Si les trois outils de financement sont évoqués (endettement, restrictions budgétaires et surcroît d'imposition), les pays les moins endettés sont ceux qui ont annoncé le plus clairement un recours possible à l'endettement. De ce point de vue, l'exemple allemand est révélateur. Le pays, pourtant plutôt hostile au déficit et à l'endettement et aujourd'hui relativement peu endetté a réformé son mécanisme constitutionnel du « frein à la dette », notamment dans l'objectif de financer une partie de l'effort de défense par la dette. Néanmoins, si les tendances historiques sont respectées, d'autres, dans une position pourtant moins favorable, pourraient in fine également y avoir recours.
b) Le caractère très détérioré des finances publiques en France impose un effort de défense progressif et des économies concomitantes dans les autres dépenses
La France connaît aujourd'hui une situation de finances publiques très détériorée. En 2025, l'objectif de déficit public est de - 5,4 % et celui du taux d'endettement de 116,2 % (contre 113 % fin 2024)112(*). Hors période de crise, pour le déficit, ou de guerre, pour le taux d'endettement, ces niveaux constituent des anomalies historiques. Par ailleurs, le niveau des prélèvements obligatoires est déjà particulièrement élevé : en comparaison européenne, selon Eurostat, il atteignait 45,6 % en 2023, soit le niveau le plus élevé de l'Union européenne113(*). En outre, les perspectives de croissance de l'économie sont faibles, s'établissant à + 0,7 % du PIB réel en 2025, contre + 1,1 % en 2024114(*).
Alors que le Gouvernement indique par ailleurs souhaiter ramener le déficit sous les 3% de PIB en 2029, il est certain que le financement de l'effort de défense présente un caractère exigeant, y compris dans l'hypothèse où la trajectoire budgétaire prévue en LPM ne faisait pas l'objet d'un complément. Ainsi, chaque année, les crédits de la défense doivent augmenter de plus de 3 milliards d'euros115(*).
Le contexte des finances publiques ne laissant pas de marge pour une augmentation du déficit, de l'endettement ou du niveau de prélèvements obligatoires, il faudra recourir à une réorientation des dépenses publiques pour financer l'effort de défense.
Certes, cette solution n'est pas celle qui a été choisie historiquement par la majorité des pays ayant procédé à une augmentation de leur effort de défense116(*).
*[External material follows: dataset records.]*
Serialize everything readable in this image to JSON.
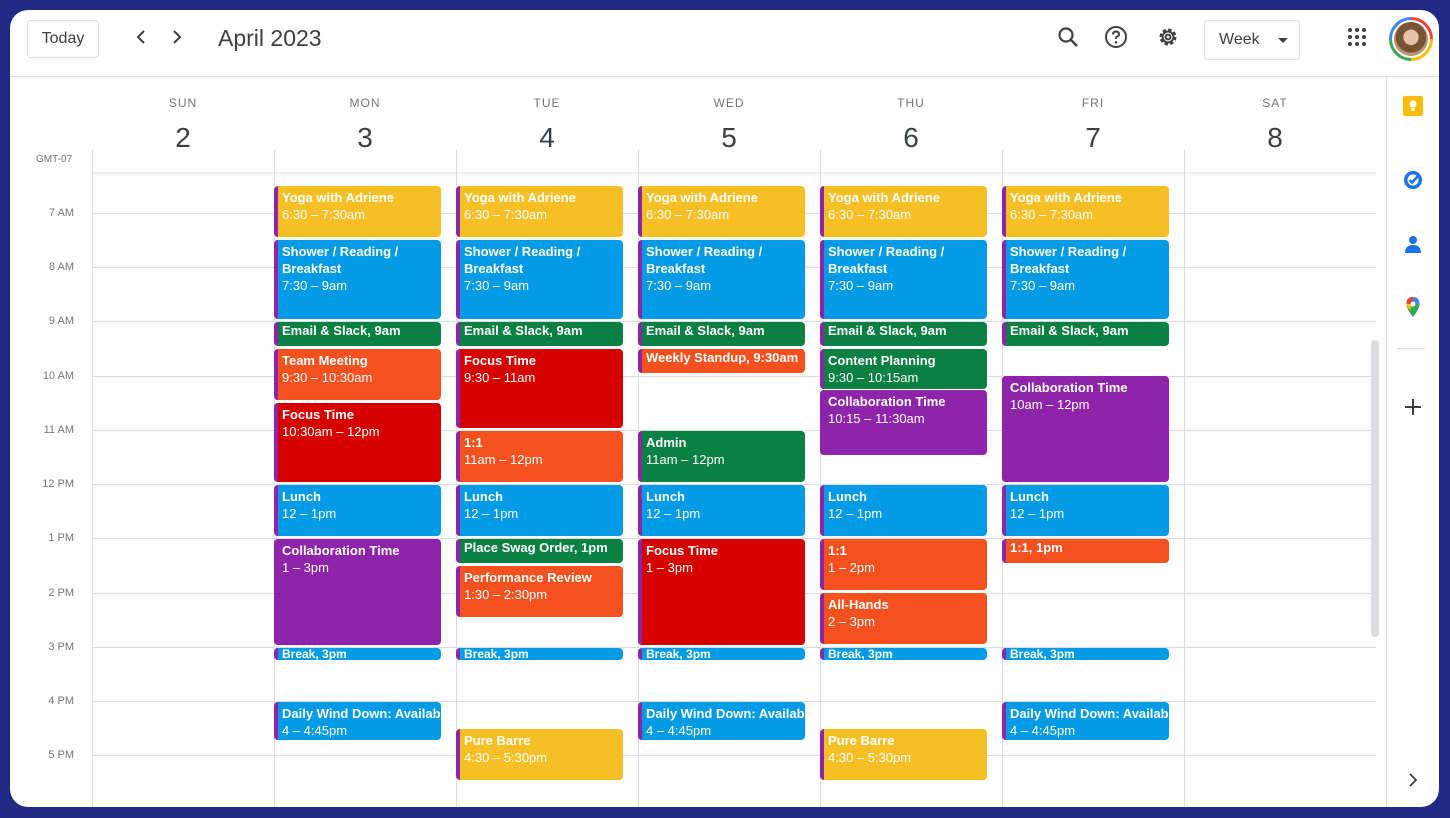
{
  "toolbar": {
    "today_label": "Today",
    "title": "April 2023",
    "view_label": "Week"
  },
  "timezone": "GMT-07",
  "days": [
    {
      "name": "SUN",
      "num": "2"
    },
    {
      "name": "MON",
      "num": "3"
    },
    {
      "name": "TUE",
      "num": "4"
    },
    {
      "name": "WED",
      "num": "5"
    },
    {
      "name": "THU",
      "num": "6"
    },
    {
      "name": "FRI",
      "num": "7"
    },
    {
      "name": "SAT",
      "num": "8"
    }
  ],
  "hours": [
    "7 AM",
    "8 AM",
    "9 AM",
    "10 AM",
    "11 AM",
    "12 PM",
    "1 PM",
    "2 PM",
    "3 PM",
    "4 PM",
    "5 PM"
  ],
  "colors": {
    "yellow": "#f6bf26",
    "blue": "#039be5",
    "green": "#0b8043",
    "orange": "#f4511e",
    "red": "#d50000",
    "purple": "#8e24aa"
  },
  "icons": {
    "search": "search-icon",
    "help": "help-icon",
    "settings": "gear-icon",
    "apps": "apps-grid-icon",
    "keep": "keep-icon",
    "tasks": "tasks-icon",
    "contacts": "contacts-icon",
    "maps": "maps-icon",
    "add": "plus-icon",
    "expand": "chevron-right-icon"
  },
  "events": {
    "mon": [
      {
        "title": "Yoga with Adriene",
        "time": "6:30 – 7:30am",
        "color": "yellow"
      },
      {
        "title": "Shower / Reading / Breakfast",
        "time": "7:30 – 9am",
        "color": "blue"
      },
      {
        "title": "Email & Slack, 9am",
        "time": "",
        "color": "green"
      },
      {
        "title": "Team Meeting",
        "time": "9:30 – 10:30am",
        "color": "orange"
      },
      {
        "title": "Focus Time",
        "time": "10:30am – 12pm",
        "color": "red"
      },
      {
        "title": "Lunch",
        "time": "12 – 1pm",
        "color": "blue"
      },
      {
        "title": "Collaboration Time",
        "time": "1 – 3pm",
        "color": "purple"
      },
      {
        "title": "Break, 3pm",
        "time": "",
        "color": "blue"
      },
      {
        "title": "Daily Wind Down: Available",
        "time": "4 – 4:45pm",
        "color": "blue"
      }
    ],
    "tue": [
      {
        "title": "Yoga with Adriene",
        "time": "6:30 – 7:30am",
        "color": "yellow"
      },
      {
        "title": "Shower / Reading / Breakfast",
        "time": "7:30 – 9am",
        "color": "blue"
      },
      {
        "title": "Email & Slack, 9am",
        "time": "",
        "color": "green"
      },
      {
        "title": "Focus Time",
        "time": "9:30 – 11am",
        "color": "red"
      },
      {
        "title": "1:1",
        "time": "11am – 12pm",
        "color": "orange"
      },
      {
        "title": "Lunch",
        "time": "12 – 1pm",
        "color": "blue"
      },
      {
        "title": "Place Swag Order, 1pm",
        "time": "",
        "color": "green"
      },
      {
        "title": "Performance Review",
        "time": "1:30 – 2:30pm",
        "color": "orange"
      },
      {
        "title": "Break, 3pm",
        "time": "",
        "color": "blue"
      },
      {
        "title": "Pure Barre",
        "time": "4:30 – 5:30pm",
        "color": "yellow"
      }
    ],
    "wed": [
      {
        "title": "Yoga with Adriene",
        "time": "6:30 – 7:30am",
        "color": "yellow"
      },
      {
        "title": "Shower / Reading / Breakfast",
        "time": "7:30 – 9am",
        "color": "blue"
      },
      {
        "title": "Email & Slack, 9am",
        "time": "",
        "color": "green"
      },
      {
        "title": "Weekly Standup, 9:30am",
        "time": "",
        "color": "orange"
      },
      {
        "title": "Admin",
        "time": "11am – 12pm",
        "color": "green"
      },
      {
        "title": "Lunch",
        "time": "12 – 1pm",
        "color": "blue"
      },
      {
        "title": "Focus Time",
        "time": "1 – 3pm",
        "color": "red"
      },
      {
        "title": "Break, 3pm",
        "time": "",
        "color": "blue"
      },
      {
        "title": "Daily Wind Down: Available",
        "time": "4 – 4:45pm",
        "color": "blue"
      }
    ],
    "thu": [
      {
        "title": "Yoga with Adriene",
        "time": "6:30 – 7:30am",
        "color": "yellow"
      },
      {
        "title": "Shower / Reading / Breakfast",
        "time": "7:30 – 9am",
        "color": "blue"
      },
      {
        "title": "Email & Slack, 9am",
        "time": "",
        "color": "green"
      },
      {
        "title": "Content Planning",
        "time": "9:30 – 10:15am",
        "color": "green"
      },
      {
        "title": "Collaboration Time",
        "time": "10:15 – 11:30am",
        "color": "purple"
      },
      {
        "title": "Lunch",
        "time": "12 – 1pm",
        "color": "blue"
      },
      {
        "title": "1:1",
        "time": "1 – 2pm",
        "color": "orange"
      },
      {
        "title": "All-Hands",
        "time": "2 – 3pm",
        "color": "orange"
      },
      {
        "title": "Break, 3pm",
        "time": "",
        "color": "blue"
      },
      {
        "title": "Pure Barre",
        "time": "4:30 – 5:30pm",
        "color": "yellow"
      }
    ],
    "fri": [
      {
        "title": "Yoga with Adriene",
        "time": "6:30 – 7:30am",
        "color": "yellow"
      },
      {
        "title": "Shower / Reading / Breakfast",
        "time": "7:30 – 9am",
        "color": "blue"
      },
      {
        "title": "Email & Slack, 9am",
        "time": "",
        "color": "green"
      },
      {
        "title": "Collaboration Time",
        "time": "10am – 12pm",
        "color": "purple"
      },
      {
        "title": "Lunch",
        "time": "12 – 1pm",
        "color": "blue"
      },
      {
        "title": "1:1, 1pm",
        "time": "",
        "color": "orange"
      },
      {
        "title": "Break, 3pm",
        "time": "",
        "color": "blue"
      },
      {
        "title": "Daily Wind Down: Available",
        "time": "4 – 4:45pm",
        "color": "blue"
      }
    ]
  }
}
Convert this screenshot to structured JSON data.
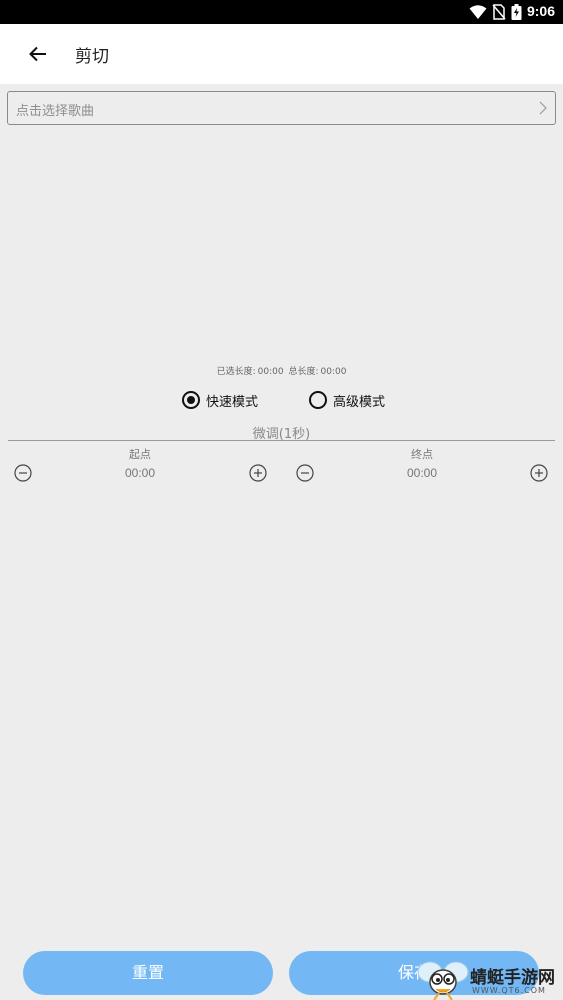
{
  "status_bar": {
    "time": "9:06"
  },
  "app_bar": {
    "title": "剪切"
  },
  "song_picker": {
    "placeholder": "点击选择歌曲"
  },
  "length_info": {
    "selected_label": "已选长度:",
    "selected_value": "00:00",
    "total_label": "总长度:",
    "total_value": "00:00"
  },
  "modes": [
    {
      "label": "快速模式",
      "checked": true
    },
    {
      "label": "高级模式",
      "checked": false
    }
  ],
  "fine_tune": {
    "label": "微调(1秒)"
  },
  "start_point": {
    "label": "起点",
    "value": "00:00"
  },
  "end_point": {
    "label": "终点",
    "value": "00:00"
  },
  "actions": {
    "reset_label": "重置",
    "save_label": "保存"
  },
  "watermark": {
    "text": "蜻蜓手游网",
    "url": "WWW.QT6.COM"
  },
  "colors": {
    "accent": "#73b8f5",
    "background": "#ededed",
    "app_bar": "#ffffff"
  }
}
En outre, elle présente un caractère politiquement sensible. Mais l'état de finances publiques duquel la France part ne permet pas d'y échapper : sa mise en oeuvre est d'ailleurs la solution qui garantirait le mieux la pérennité de l'effort de défense en ce qu'elle serait structurellement plus saine qu'une hausse du déficit ou des prélèvements obligatoires.
Néanmoins, même s'il existe des marges importantes de réduction des dépenses publiques au regard de leur poids (57,1 % du PIB en 2024), il sera difficile de les réduire fortement à court terme, un schéma progressif étant plus adapté, notamment au regard de la nécessité d'assurer l'acceptabilité sociale des mesures d'économies et de hausses des dépenses de défense.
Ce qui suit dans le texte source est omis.